Блеснула серебристая нитка. Речушка узкая, неглубокая, но берега топкие, заросшие. Вброд не переедешь.

Надя повернула коня к деревянному мосту: так и есть! Торчит проклятый патруль. Рядом деревня Паперня, а там гарнизон немецкий. Муха не пролетит — так дороги вокруг охраняются.

Ветхий мосточек ходуном заходил под колесами тяжелого воза. Полицай схватил коня под уздцы.

— Пропуск!

Не спускаясь на землю, Надя подала свои документы. Полицай не дотянулся, вопросительно посмотрел на немца, с которым держал заслон.

От жары гитлеровца разморило. Он сидел на мосту, свесив к воде ноги в порыжевших ботинках. Расстегнув воротник рубахи, почесывал бурыми пальцами грудь, давно не видавшую мыла. По правилу, стащить бы девчонку с телеги, перековырять сено. Но вставать и возиться с обыском солдату сейчас не хочется. Лениво махнув рукой, он начал готовиться принять речную ванну.

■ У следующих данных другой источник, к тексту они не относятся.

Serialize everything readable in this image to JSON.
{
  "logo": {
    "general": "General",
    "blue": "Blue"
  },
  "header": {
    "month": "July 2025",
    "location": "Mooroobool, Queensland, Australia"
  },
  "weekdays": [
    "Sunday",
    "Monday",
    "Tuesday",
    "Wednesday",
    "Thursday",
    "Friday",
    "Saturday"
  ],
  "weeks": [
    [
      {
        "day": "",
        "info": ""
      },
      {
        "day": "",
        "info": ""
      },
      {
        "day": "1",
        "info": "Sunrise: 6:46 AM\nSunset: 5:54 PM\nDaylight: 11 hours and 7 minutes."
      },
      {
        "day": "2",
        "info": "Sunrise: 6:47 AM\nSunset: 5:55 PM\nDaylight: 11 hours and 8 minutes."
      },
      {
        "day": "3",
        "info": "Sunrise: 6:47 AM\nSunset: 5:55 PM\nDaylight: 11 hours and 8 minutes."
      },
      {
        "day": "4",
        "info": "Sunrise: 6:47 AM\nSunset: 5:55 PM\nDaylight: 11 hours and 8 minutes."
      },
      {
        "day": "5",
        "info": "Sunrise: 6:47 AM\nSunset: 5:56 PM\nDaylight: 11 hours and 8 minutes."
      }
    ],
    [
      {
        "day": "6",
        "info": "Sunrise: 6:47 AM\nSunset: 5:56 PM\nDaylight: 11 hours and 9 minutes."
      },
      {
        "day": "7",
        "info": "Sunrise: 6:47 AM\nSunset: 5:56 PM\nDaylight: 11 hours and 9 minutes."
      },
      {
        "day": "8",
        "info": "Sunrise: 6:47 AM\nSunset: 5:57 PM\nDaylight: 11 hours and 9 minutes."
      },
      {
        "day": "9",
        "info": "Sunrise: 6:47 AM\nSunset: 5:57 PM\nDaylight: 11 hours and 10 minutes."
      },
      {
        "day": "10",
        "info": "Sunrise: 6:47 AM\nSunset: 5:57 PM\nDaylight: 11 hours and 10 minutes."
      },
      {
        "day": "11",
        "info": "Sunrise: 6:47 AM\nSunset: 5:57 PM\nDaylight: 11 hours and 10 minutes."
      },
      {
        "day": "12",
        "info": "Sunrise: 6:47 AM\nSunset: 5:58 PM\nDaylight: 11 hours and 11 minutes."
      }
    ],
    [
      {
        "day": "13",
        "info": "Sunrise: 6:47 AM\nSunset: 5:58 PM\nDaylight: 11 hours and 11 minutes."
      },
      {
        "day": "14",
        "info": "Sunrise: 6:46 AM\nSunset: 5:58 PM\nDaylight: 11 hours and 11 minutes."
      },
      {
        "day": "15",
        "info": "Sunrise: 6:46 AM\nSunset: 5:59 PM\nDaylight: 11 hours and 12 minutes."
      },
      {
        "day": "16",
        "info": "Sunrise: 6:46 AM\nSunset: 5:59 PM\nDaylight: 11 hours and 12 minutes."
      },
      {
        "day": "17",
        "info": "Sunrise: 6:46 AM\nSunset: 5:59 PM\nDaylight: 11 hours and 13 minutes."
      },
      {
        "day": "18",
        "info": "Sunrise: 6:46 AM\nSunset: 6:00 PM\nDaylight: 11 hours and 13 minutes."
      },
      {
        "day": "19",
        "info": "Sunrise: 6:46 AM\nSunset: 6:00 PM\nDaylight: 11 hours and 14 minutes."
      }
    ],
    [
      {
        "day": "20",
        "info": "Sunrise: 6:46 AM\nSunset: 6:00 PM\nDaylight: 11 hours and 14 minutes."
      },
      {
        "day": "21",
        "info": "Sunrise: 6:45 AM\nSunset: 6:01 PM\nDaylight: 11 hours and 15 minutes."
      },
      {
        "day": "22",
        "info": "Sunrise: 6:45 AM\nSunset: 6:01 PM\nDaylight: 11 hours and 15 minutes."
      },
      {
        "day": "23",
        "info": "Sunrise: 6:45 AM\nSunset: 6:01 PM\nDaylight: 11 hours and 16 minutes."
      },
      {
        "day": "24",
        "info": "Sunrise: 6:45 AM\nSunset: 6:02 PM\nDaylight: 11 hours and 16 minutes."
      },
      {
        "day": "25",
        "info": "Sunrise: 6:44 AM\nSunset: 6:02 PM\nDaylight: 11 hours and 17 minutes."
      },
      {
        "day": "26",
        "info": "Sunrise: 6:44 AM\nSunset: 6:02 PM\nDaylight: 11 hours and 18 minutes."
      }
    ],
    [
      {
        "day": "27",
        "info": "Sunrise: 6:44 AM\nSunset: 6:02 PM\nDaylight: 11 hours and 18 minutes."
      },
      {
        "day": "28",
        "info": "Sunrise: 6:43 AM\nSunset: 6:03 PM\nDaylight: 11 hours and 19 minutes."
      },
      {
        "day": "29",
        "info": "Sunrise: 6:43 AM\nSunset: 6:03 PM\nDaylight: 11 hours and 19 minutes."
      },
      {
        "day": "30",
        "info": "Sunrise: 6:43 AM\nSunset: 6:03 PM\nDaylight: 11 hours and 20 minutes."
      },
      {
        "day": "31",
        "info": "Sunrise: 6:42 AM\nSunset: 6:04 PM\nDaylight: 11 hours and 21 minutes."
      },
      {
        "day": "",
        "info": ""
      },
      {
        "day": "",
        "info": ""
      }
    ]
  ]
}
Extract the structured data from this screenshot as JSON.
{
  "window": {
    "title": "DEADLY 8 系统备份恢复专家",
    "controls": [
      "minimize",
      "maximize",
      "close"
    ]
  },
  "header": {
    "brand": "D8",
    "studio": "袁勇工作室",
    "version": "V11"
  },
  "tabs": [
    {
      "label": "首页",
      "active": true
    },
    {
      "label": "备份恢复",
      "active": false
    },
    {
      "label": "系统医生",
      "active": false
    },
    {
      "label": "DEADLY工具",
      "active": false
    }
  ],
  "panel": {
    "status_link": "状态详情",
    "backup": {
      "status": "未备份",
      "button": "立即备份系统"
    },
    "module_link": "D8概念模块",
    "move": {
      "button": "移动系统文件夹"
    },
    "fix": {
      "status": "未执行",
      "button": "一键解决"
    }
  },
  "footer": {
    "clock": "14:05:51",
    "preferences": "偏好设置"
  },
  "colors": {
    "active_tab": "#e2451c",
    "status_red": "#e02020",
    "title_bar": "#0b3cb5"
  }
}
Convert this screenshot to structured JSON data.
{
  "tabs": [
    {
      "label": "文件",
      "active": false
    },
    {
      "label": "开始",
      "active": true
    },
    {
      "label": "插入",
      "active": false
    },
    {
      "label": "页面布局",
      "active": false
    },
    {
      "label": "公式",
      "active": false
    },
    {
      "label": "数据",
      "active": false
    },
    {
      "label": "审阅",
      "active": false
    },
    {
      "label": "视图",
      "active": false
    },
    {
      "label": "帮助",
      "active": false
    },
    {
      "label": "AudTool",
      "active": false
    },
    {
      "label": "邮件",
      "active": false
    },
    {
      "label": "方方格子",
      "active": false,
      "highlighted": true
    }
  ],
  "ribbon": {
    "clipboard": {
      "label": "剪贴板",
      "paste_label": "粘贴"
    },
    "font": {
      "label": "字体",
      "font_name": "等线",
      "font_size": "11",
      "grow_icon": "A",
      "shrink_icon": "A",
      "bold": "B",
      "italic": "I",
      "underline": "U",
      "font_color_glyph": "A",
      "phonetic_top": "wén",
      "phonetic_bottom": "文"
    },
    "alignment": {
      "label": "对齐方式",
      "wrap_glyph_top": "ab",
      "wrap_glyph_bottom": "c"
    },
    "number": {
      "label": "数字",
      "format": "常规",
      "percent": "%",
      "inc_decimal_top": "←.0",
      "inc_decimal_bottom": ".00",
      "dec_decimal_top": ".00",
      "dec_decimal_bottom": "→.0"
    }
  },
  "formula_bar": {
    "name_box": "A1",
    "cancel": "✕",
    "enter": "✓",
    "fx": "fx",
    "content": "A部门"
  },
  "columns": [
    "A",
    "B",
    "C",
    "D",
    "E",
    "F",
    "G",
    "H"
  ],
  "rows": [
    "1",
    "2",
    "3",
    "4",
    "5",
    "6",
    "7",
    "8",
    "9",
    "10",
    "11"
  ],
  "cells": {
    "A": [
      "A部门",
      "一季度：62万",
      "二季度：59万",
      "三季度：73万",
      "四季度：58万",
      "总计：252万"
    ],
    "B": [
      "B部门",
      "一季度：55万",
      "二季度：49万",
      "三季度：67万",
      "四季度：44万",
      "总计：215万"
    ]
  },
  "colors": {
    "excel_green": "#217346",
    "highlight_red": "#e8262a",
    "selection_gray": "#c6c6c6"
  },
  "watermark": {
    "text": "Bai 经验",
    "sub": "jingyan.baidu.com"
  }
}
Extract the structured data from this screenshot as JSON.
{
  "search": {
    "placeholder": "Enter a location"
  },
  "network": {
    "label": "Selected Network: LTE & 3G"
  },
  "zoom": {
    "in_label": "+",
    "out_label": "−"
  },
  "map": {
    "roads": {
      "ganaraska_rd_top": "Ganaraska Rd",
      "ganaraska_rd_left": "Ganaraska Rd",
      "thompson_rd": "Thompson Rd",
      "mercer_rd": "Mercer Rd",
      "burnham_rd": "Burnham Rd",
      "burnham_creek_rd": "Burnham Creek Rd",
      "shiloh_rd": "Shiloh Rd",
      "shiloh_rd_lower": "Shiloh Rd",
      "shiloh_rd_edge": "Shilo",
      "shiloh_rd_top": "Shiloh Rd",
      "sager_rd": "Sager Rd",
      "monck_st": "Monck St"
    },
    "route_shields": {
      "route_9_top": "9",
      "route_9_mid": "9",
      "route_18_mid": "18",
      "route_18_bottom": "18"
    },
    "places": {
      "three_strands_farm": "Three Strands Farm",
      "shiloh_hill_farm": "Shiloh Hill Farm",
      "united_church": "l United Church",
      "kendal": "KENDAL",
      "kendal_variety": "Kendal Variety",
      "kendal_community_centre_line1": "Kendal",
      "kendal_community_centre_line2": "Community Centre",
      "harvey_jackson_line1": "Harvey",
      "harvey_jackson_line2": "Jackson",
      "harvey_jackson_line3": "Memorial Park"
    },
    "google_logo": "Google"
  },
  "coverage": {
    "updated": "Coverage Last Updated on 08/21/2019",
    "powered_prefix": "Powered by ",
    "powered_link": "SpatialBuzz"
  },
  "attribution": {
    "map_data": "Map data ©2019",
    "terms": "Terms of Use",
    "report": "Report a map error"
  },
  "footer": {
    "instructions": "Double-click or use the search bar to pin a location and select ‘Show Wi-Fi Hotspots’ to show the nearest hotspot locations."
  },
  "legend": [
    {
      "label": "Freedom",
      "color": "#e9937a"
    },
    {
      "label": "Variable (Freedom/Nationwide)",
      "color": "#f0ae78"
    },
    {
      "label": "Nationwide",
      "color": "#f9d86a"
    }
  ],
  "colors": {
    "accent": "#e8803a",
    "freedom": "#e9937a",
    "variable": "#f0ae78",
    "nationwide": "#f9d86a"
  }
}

Полицай отпустил Мальчика, сделал звериное лицо и пронзительно свистнул над ухом лошади. Конь всхрапнул, рывком дернул телегу. Надю едва не выбросило в реку, только за вожжи и удержалась. «Холуй ползучий!»—чуть не крикнула девушка полицаю. Мысль о том, что мог опрокинуться воз с сеном, опалила ее, как огнем. Тогда и она погибла б и ребята остались бы без взрывчатки.

Напрягая последние силы, она удержала разгоряченную лошадь. Мальчик пошел спокойнее. Скоро злополучный мостик с гитлеровцами остался далеко позади. Скрылись за косогором последние избы Паперни, занятой фашистами. Надя облегченно вздохнула. Могла ли она предполагать, что дурацкая выходка того паршивого выродка напомнит о себе снова? И напомнит именно тем, чего девушка больше всего боялась.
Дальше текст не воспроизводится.